The Real Threat of Artificial Intelligence – The New York Times

It’s not robot overlords. It’s economic inequality and a new global order.

Kai-Fu Lee has written a short and smart speculation on the effects of AI, The Real Threat of Artificial Intelligence . To summarize his argument:

  • AI is not going to take over the world the way the sci-fi stories have it.
  • The effect will be on tasks as AI takes over tasks that people are paid to do, putting them out of work.
  • How then will we deal with the unemployed? (This is a question people asked in the 1960s when the first wave computerization threatened massive unemployment.)
  • One solution is “Keynesian policies of increased government spending” paid for taxing the companies made wealthy by AI. This spending would pay for “service jobs of love” where people act as the “human interface” to all sorts of services.
  • Those in the jobs that can’t be automated and that make lots of money might also scale back on their time at work so as to provide more jobs of this sort.


So far the essay follows a fairly well worn path, one followed by speculation in the 1960s about how we had to get better at leisure. Where Lee gets interesting is in his reflections on the globalization of this trend.

  • AI businesses tend to concentrate, especially big-data driven AI, so there will be fewer and fewer that are more and more globally dominant.
  • The dominant AI businesses will be in the US and China. The US will specialize in the developed world and China in the developing world. What happens to other countries with no rich AI businesses to tax in order to employ the unemployed?
  • Countries that have decreasing populations will have an advantage as they will have fewer unemployed to deal with. Large and growing populations will become an economic disadvantage.
  • The countries without the profitable businesses and with growing businesses will end up dependent on the few (US and China) wealthy countries that will lead to a new global order.

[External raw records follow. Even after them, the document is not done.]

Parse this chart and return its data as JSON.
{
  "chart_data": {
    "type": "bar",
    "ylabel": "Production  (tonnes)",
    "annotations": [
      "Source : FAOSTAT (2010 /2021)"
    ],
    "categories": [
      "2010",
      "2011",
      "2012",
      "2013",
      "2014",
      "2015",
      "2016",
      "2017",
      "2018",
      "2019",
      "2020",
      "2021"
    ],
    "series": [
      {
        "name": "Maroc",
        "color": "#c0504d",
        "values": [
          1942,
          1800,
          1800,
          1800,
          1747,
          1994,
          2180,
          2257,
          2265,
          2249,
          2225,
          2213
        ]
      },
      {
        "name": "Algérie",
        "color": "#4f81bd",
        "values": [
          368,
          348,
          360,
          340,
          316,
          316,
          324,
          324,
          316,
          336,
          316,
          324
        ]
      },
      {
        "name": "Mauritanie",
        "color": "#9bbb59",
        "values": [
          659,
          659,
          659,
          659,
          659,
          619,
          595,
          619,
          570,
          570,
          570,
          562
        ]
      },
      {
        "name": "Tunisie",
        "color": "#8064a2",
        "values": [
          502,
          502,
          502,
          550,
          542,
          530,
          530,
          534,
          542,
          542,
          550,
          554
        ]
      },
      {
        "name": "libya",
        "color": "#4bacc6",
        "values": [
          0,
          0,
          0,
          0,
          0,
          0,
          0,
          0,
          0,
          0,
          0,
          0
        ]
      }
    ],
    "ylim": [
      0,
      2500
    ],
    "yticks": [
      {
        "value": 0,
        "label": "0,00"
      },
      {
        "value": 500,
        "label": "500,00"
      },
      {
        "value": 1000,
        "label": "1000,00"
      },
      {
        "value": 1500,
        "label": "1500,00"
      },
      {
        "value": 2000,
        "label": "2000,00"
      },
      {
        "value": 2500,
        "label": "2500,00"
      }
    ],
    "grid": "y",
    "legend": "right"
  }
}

So if most countries will not be able to tax ultra-profitable A.I. companies to subsidize their workers, what options will they have? I foresee only one: Unless they wish to plunge their people into poverty, they will be forced to negotiate with whichever country supplies most of their A.I. software — China or the United States — to essentially become that country’s economic dependent, taking in welfare subsidies in exchange for letting the “parent” nation’s A.I. companies continue to profit from the dependent country’s users. Such economic arrangements would reshape today’s geopolitical alliances.